Determining optimal size of HMM-GMM models to classify bio-acoustic signals

Abstract

This paper demonstrates the analysis and proposed HMM-GMM models architecture to classify heart and lung sounds (HS and LS) signals to emphasize the model size optimization. Respiratory and cardiovascular diseases continue to represent one of the major worldwide healthcare problems associated with a high mortality rate, which can be reduced by an early and effective diagnosis; in this context, the use of digital tools utilizing signal pattern recognition allows efficient screening for abnormalities and their quantitative assessment. In particular, the HMM-GMM models demonstrated their efficiency in normal and traditionally noisy environments in light of very low intensities of these auscultation signals used as diagnostic indicators.

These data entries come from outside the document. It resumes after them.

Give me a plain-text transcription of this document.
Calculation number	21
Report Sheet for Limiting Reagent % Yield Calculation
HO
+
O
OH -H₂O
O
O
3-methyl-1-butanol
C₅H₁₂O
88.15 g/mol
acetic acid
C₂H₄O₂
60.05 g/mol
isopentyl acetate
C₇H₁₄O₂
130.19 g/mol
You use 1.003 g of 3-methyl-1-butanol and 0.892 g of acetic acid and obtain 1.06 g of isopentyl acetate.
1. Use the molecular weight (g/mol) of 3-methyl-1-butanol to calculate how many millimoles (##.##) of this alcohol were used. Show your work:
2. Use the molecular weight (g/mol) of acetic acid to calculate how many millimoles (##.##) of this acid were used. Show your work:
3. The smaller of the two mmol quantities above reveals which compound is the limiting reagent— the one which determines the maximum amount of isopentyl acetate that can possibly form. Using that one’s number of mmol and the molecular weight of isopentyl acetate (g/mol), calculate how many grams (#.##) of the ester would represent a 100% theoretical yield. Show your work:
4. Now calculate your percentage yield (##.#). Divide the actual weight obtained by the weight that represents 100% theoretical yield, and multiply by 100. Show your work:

Furthermore, applied MFCC and Quantiles feature extractors improve overall classification. While characterization with silhouettes, dendrograms and algorithms such as BIC was inconclusive when GMM was applied, however, they were used as a starting point in the determination of a size of the model as it allowed a reduction in the number of iterations considering different model size. In addition, one can note that application of MFCC or Quantiles allowed differentiating the characteristics of normal HS and LS from those associated with pathological conditions. Furthermore, it was observed that a large amount of data leads to more robust and adapted models, but does not limit the calculation demand. Overall, this approach may enhance efficiency and precision of the diagnostic screening for abnormal auscultation indicators.